= Mansukhbhai Kothari =

Indian businessman and industrialist

Sri Mansukh Lal Mahadev Bhai Kothari also commonly known as Mansukhbhai Kothari (25 July 1925 - 27 November 2015) was an Indian businessman and industrialist. He was the founder of Kothari Group of Industries. He was famously dubbed by media as the "father of pan masala industry".

== Biography ==
Mansukhbhai was born on 25 July 1925 at a village in Narali district, in the state of Gujarat. He eventually relocated to Kanpur at the age of 16 and he immediately joined the fray to enter the business field.

== Career ==
Mansukhbhai had involved in supply of coconut oil to shops for a brief stint. He kickstarted Kothari Industries in 1973 by establishing the headquarters at Kanpur. During his tenure as the chairman of Kothari Group, mouth freshner brand Pan Parag was unveiled in the market in 1973.

Mansukhbhai brought on board Bollywood actors Shammi Kapoor and Ashok Kumar for the television commercial advertisement promoting his flagship brand Pan Parag, and the brand’s tagline, “Baraatiyon ka swagat Pan Parag se kijiye," became a popular marketing tactic. Kanpur also apparently came to be known as “pan masala city" when Mansukhbhai chose Kanpur as the base to carry out paan masala business under the brand name Pan Parag.
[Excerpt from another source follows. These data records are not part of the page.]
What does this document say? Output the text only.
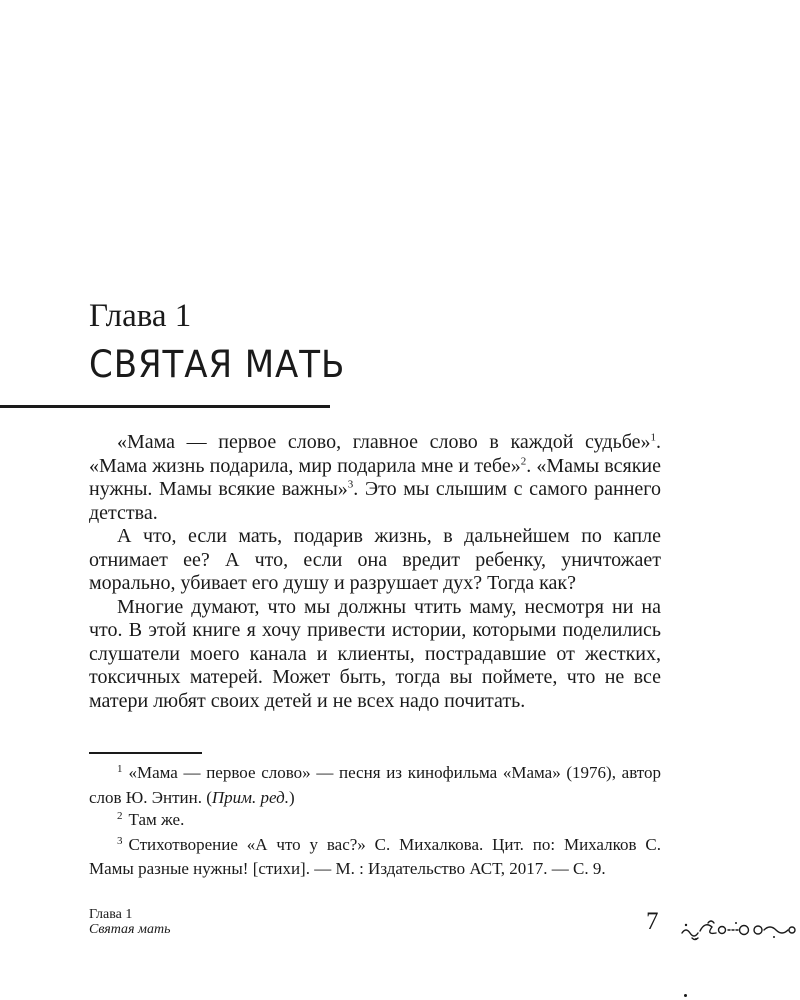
Глава 1
СВЯТАЯ МАТЬ

«Мама — первое слово, главное слово в каждой судьбе»$^1$. «Мама жизнь подарила, мир подарила мне и тебе»$^2$. «Мамы всякие нужны. Мамы всякие важны»$^3$. Это мы слышим с самого раннего детства.

А что, если мать, подарив жизнь, в дальнейшем по капле отнимает ее? А что, если она вредит ребенку, уничтожает морально, убивает его душу и разрушает дух? Тогда как?

Многие думают, что мы должны чтить маму, несмотря ни на что. В этой книге я хочу привести истории, которыми поделились слушатели моего канала и клиенты, пострадавшие от жестких, токсичных матерей. Может быть, тогда вы поймете, что не все матери любят своих детей и не всех надо почитать.

$^1$ «Мама — первое слово» — песня из кинофильма «Мама» (1976), автор слов Ю. Энтин. (Прим. ред.)

$^2$ Там же.

$^3$ Стихотворение «А что у вас?» С. Михалкова. Цит. по: Михалков С. Мамы разные нужны! [стихи]. — М. : Издательство АСТ, 2017. — С. 9.

Глава 1
Святая мать	7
He also received support from his sons Vikram Kothari and Deepak Kothari and the Pan Parag group was diversified eventually laying foundation to the formation of Rotomac Pen which was founded by Vikram Kothari in 1999. He founded the Kothari International School in 2005. In 2010, he stepped down from the role as chairman of the Kothari Group of Industries owing to deteriorating health issues.

== Legacy ==
However, his flagship brand, Pan Parag, raised significant health concerns among medical health experts across India who had denounced the usage of such a brand by highlighting the side effects caused by consistent chewing of tobacco and Pan masala.

== Death ==
He died on 27 November 2015 at his residence in Tilak Nagar, Kanpur. He was 90 years old during the time of his death.